Perhaps you are wondering why a little-known band called Rocco DeLuca and the Burden merits a glossy feature-length documentary of its whirlwind European tour. After watching Manu Boyer’s film, you may still wonder: This could be the first film in the annals of rock docs in which the star power is supplied by the tour manager—a fellow named Kiefer Sutherland, who chose DeLuca as the first signing on his new label. Charmingly lacking in Jack Bauer’s surly sangfroid—his tipsy tackling of a hotel lounge Christmas tree is an instant YouTube keeper—Sutherland flogs DeLuca’s music from dingy London dives to Scandinavian TV: His ultimate goal is to get out of the group’s way, but his fame is inevitably the currency that gets anyone to pay attention.
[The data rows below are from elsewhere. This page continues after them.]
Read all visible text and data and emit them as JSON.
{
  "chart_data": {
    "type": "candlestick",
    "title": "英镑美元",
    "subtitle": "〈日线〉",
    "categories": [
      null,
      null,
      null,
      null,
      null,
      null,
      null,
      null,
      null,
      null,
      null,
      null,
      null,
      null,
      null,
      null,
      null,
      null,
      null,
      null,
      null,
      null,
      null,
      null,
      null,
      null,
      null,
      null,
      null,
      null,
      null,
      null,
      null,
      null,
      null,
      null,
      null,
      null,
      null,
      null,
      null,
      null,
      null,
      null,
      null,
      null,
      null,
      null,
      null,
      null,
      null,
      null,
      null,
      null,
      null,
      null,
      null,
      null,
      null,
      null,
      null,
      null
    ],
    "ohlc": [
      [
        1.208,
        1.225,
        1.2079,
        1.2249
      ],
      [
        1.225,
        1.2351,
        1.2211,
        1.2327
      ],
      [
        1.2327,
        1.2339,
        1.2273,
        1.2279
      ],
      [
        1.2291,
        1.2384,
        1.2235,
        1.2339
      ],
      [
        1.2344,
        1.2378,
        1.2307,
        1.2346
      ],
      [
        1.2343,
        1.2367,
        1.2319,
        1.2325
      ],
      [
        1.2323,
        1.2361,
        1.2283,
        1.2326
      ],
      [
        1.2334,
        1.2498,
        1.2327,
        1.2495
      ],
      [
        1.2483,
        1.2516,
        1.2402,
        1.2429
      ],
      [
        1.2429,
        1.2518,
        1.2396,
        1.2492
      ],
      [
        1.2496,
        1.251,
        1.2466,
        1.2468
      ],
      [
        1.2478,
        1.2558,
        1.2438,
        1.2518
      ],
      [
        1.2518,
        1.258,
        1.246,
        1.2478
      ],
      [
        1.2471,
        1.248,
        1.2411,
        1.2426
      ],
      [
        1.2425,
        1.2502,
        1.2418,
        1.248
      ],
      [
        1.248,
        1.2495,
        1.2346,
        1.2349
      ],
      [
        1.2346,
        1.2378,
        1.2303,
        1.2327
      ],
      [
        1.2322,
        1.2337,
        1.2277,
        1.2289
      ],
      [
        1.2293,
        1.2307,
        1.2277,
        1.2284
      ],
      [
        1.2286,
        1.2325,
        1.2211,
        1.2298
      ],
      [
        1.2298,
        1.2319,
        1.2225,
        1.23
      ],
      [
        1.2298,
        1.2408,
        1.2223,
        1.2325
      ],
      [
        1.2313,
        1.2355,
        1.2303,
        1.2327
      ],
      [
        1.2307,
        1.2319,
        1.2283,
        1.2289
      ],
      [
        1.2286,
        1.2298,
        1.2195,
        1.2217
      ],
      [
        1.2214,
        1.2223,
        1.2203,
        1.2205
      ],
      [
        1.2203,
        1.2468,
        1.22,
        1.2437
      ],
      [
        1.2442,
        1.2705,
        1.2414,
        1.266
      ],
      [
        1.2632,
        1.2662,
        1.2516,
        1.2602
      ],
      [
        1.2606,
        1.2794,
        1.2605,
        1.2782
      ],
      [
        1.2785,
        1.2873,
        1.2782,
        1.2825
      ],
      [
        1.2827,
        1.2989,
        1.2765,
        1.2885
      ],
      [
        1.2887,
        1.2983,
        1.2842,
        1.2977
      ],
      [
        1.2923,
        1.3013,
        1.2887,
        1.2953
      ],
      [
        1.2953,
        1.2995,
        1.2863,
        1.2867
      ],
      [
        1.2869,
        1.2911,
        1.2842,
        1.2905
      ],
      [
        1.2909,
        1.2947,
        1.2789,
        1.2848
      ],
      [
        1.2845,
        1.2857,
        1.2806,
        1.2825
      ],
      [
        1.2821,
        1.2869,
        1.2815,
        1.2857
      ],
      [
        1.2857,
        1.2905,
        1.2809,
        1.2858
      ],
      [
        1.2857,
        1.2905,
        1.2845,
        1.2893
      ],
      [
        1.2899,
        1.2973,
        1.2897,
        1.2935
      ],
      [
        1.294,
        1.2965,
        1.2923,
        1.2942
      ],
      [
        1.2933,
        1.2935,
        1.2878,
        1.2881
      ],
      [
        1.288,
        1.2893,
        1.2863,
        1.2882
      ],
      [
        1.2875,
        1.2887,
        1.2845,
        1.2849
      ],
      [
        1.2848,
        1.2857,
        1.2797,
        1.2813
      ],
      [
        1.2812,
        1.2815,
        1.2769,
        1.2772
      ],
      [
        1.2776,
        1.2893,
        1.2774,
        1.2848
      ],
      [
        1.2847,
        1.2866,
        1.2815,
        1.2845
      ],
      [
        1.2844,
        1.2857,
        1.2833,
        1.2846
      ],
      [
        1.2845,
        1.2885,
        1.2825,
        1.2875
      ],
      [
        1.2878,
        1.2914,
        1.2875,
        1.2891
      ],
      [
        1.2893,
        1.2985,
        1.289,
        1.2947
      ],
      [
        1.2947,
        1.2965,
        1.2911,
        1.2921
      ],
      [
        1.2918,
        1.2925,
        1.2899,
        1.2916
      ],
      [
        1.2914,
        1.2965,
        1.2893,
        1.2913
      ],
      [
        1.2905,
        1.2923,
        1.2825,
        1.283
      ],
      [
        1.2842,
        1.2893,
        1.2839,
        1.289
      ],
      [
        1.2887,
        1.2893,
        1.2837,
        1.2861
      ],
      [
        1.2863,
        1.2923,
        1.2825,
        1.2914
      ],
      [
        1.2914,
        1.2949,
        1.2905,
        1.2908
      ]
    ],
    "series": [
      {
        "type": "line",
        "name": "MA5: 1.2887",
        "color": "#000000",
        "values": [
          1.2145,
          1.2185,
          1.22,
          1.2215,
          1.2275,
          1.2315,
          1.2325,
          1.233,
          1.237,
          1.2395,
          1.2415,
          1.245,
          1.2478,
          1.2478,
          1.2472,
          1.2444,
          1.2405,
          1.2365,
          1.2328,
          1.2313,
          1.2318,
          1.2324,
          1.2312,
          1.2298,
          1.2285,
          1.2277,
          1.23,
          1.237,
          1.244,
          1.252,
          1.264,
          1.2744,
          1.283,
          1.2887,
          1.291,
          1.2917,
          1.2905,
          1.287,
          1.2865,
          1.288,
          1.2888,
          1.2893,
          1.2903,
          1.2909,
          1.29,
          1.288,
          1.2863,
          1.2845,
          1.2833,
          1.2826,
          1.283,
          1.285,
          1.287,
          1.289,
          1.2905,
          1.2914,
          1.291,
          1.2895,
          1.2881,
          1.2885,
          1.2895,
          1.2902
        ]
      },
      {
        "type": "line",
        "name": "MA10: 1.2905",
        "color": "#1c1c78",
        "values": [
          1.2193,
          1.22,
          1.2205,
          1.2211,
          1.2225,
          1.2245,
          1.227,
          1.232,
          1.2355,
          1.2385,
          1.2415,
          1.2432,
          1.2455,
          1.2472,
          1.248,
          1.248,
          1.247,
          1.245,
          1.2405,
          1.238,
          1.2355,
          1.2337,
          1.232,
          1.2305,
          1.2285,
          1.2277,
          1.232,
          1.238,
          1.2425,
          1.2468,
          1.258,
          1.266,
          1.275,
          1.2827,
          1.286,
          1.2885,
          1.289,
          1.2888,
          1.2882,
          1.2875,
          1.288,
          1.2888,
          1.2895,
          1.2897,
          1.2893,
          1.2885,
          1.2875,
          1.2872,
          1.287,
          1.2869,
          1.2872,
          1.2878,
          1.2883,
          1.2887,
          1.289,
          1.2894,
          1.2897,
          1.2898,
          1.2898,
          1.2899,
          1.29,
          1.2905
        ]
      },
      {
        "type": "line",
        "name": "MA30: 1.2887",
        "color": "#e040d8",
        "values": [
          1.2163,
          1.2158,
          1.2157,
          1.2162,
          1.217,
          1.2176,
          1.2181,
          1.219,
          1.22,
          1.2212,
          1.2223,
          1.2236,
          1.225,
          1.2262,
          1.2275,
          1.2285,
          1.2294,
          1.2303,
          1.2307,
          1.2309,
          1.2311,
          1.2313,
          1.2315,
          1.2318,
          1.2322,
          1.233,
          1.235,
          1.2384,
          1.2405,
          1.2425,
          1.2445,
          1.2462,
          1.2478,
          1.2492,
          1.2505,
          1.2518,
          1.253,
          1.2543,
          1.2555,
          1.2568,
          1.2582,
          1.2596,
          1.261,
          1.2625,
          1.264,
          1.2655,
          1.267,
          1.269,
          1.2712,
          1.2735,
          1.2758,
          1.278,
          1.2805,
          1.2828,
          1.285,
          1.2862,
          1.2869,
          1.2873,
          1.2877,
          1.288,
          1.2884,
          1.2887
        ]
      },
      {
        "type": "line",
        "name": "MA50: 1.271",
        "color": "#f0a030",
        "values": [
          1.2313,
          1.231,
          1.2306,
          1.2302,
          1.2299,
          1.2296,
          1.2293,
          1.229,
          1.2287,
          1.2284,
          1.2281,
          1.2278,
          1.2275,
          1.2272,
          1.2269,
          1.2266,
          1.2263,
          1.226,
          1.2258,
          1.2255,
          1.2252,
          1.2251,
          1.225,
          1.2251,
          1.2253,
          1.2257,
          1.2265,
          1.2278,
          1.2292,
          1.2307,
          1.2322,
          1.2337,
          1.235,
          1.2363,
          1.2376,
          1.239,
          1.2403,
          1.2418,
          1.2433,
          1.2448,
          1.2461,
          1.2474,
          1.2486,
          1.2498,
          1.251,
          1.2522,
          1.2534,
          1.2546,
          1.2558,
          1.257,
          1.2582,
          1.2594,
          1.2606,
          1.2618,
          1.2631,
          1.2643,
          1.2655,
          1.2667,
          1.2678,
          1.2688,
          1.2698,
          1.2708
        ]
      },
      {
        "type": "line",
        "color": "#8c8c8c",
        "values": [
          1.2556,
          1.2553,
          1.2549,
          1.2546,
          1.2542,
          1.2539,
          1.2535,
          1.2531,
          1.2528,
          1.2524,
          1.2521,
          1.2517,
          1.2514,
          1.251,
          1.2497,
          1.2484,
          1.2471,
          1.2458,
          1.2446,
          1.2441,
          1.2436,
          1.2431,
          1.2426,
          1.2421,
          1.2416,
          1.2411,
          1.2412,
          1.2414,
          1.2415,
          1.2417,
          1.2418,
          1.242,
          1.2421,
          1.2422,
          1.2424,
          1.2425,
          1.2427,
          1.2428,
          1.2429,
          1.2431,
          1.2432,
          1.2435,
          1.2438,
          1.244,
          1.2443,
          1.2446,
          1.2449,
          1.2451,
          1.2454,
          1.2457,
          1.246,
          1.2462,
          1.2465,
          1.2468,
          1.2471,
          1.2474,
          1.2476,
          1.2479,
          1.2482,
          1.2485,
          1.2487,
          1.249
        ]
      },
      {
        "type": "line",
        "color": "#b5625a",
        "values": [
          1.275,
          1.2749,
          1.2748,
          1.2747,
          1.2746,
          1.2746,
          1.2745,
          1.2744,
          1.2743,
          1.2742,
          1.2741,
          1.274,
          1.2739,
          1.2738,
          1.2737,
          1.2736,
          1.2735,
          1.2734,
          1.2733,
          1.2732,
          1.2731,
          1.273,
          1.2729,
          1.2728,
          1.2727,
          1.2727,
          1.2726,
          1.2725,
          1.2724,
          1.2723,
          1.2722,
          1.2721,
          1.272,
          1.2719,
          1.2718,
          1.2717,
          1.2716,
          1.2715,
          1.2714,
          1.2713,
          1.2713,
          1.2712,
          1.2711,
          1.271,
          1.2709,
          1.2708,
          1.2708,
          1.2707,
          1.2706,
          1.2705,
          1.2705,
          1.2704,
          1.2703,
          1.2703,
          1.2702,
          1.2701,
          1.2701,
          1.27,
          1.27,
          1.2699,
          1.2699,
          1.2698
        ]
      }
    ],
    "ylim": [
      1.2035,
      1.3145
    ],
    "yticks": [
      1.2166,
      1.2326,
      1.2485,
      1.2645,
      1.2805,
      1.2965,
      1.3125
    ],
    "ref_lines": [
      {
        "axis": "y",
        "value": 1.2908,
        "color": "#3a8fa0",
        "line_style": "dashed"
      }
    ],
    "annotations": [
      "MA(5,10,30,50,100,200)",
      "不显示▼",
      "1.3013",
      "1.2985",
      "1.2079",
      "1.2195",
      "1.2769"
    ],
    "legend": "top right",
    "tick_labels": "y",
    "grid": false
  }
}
Especially since DeLuca—a scruffy, brooding sort given to chipped black nail polish and pronouncements like “The most beautiful instrument in the world is a black woman’s voice”—is a less than compelling stage presence whose bluesy coffeehouse alterna-rock makes Sutherland’s passionate devotion a mystery. (A London booking agent nails it when he says the band needs to “play at least another 200 shows.”) Boyer does a slick recital of rock-doc greatest hits, from black-and-white interviews to roughed-up basement performance footage, and the rousing finale catches the band at its liveliest. Even so, when Sutherland gets the movie’s title engraved on his arm in Icelandic runes, you can’t help but feel you’re watching the most ill-advised megastar tat since Johnny Depp’s “Winona Forever.”